In the early Byzantine period, after the mid-fourth century CE, the town was rebuilt on different lines from that of the previous settlement. Although in most places the lines of the ancient walls and the orthogonal plan were preserved, some changes are noticeable: the houses in Areas Y and Z deviate from the orthogonal plan, their construction was simpler and they incorporated older elements in secondary use. The settlement was large, but unlike its former impressive urban style, it was rural and production oriented. Two oil presses, a pottery kiln and a glass industry found at the site were incorporated between and beside the houses, and one of the oil presses was even built on the hilltop, in a place that was formerly the town’s civic center. At this stage of the research, the identity of the town’s population is still unknown. The early Byzantine stratum was destroyed in a single, violent event, which included large-scale stone collapse and the destruction of buildings, evident in most of the excavated areas. The town’s destruction may be attributed to the earthquake of 419 CE.
After the town’s destruction in the early Byzantine period, the settlement on the site was reduced in size. From the fifth–sixth centuries CE, there are meager settlement remains in some areas. Architectural remains, installations and a few imported vessels are attributed to this period. The architectural remains include the building paved with mosaics, excavated in the 1980s (Vitto 1996), which may have been located in the center of the settlement or may have been part of a farm or monastery.

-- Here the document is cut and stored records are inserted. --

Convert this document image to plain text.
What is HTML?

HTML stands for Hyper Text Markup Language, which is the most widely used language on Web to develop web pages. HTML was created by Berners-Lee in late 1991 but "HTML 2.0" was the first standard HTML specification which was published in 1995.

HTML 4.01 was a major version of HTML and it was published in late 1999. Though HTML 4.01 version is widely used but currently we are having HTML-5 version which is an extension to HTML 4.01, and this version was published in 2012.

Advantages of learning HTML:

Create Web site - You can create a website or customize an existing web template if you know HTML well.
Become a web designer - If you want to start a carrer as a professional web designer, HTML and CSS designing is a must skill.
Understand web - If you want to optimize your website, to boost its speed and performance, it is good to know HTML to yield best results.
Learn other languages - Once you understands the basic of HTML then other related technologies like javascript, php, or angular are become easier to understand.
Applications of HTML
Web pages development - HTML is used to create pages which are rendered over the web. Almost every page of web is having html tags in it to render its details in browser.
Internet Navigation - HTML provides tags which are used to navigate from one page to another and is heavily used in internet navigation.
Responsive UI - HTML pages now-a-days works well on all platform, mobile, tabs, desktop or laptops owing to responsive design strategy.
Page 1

No remains from the Early Islamic period have been found; the settlement may have shifted to a nearby location. The hill was reoccupied in the Mamluk period, probably in the fourteenth century CE. Remains of a building, possibly a fort or a farm, were discovered in Area A. In the Ottoman period, the tomb of Sheikh Abreik was built on the hilltop and a small hamlet of tenant farmers was built on its slopes. In the First World War, an Ottoman military post was built on the hill summit.